C’est un fait divers banal, comme il s’en produit un peu partout dans le monde (en particulier l’été) et qui n’aurait sans doute pas fait une ligne dans Libération s’il ne s’était agi d’Israël.
Le 18 juillet dernier, douze jeunes touristes israéliens sont arrêtés à Chypre. Ces adolescents, âgés entre 15 et 18 ans, sont accusés de viol collectif par une jeune britannique de 19 ans.
Les faits se seraient déroulés dans la station balnéaire d’Aya Napa, connue pour sa vie nocturne, de surcroit dans un hôtel « réservé aux adultes », où l’ambiance invite volontiers à toutes sortes de rencontres.
Après dix jours de prison, les adolescents sont libérés et peuvent regagner librement Israël.
L’enquête a révélé que la jeune britannique a menti.
Confrontée aux contradictions de son récit, elle finit par reconnaître qu’elle a eu des rapports sexuels avec seulement trois des jeunes Israéliens et que ces relations étaient parfaitement consenties. La jeune fille est à son tour incarcérée et poursuivie pour « faux témoignage ».

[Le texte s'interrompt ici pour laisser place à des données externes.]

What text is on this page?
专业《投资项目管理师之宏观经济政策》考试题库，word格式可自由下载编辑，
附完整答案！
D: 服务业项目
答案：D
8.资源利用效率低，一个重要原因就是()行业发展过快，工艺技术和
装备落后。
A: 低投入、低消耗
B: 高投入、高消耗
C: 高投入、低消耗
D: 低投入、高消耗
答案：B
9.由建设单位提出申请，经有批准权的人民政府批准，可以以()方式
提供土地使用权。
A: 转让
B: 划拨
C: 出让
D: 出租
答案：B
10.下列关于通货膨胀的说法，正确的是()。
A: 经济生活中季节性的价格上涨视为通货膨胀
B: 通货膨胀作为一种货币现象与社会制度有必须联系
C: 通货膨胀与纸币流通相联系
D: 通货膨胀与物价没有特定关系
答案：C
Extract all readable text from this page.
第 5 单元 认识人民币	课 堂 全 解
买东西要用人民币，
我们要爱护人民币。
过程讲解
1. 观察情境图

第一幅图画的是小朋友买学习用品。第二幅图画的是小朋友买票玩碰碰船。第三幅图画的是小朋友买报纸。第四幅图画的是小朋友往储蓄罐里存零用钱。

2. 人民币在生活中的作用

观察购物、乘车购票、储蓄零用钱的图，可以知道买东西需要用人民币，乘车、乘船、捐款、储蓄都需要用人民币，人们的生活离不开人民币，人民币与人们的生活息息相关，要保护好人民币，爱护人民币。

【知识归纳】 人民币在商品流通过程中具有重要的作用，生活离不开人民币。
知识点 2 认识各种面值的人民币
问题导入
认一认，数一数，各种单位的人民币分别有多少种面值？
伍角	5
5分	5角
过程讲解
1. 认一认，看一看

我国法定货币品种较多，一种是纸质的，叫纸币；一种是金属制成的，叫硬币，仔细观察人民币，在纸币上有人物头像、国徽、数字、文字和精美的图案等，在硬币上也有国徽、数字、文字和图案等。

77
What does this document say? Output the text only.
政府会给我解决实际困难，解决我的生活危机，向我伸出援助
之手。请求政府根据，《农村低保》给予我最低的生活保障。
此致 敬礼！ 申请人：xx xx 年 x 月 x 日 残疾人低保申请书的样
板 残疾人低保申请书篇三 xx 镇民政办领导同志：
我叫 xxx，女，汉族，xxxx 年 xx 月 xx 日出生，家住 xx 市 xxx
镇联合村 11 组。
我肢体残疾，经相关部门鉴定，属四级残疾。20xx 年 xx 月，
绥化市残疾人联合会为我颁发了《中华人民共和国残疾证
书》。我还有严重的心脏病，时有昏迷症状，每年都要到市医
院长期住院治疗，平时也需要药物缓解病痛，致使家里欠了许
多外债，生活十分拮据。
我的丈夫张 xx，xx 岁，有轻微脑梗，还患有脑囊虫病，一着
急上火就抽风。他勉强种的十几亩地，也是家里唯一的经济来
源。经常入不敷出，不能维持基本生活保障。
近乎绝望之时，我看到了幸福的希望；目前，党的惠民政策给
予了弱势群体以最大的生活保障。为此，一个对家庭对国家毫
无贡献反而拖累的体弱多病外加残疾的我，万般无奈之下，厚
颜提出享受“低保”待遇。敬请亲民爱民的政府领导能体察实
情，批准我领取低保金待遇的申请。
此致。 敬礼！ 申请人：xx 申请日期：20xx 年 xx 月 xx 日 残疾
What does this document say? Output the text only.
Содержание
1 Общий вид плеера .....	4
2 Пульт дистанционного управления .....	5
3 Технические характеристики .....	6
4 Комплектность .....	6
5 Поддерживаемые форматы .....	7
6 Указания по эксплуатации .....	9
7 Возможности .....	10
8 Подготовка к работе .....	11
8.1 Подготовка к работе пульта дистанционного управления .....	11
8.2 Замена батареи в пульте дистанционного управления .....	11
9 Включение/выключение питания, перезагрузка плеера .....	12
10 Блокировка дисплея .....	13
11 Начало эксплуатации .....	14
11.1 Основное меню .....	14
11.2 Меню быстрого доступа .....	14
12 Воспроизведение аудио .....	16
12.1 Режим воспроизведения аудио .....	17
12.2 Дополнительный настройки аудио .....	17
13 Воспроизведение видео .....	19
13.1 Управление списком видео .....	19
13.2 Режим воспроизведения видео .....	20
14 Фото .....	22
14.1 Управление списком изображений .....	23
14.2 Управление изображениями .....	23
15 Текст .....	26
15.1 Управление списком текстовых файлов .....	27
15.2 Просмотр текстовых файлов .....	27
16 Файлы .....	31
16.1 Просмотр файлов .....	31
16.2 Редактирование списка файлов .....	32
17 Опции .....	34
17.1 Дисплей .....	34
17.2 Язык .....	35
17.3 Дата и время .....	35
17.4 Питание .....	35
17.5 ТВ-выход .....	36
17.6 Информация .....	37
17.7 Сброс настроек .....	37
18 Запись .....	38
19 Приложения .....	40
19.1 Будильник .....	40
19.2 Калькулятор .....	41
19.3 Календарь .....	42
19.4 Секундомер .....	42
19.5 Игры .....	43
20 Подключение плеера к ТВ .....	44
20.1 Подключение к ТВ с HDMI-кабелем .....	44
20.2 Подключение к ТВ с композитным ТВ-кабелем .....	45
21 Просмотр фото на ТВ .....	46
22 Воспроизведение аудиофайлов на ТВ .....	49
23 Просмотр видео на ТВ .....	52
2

Voilà toute l’affaire ! Pour le correspondant de Libération en Israël, Guillaume Gendron, l’occasion était trop belle pour ne pas publier un un article malhonnête, truffé d’inexactitudes et désignant sans faiblir le coupable : la société israélienne dans son ensemble, « rabbins » compris.
Première arnaque au lecteur, mais elle est de taille puisqu’elle figure dans le titre : Libé annonce une « sordide affaire de viol » alors que ce viol a précisément été démenti par l’enquête.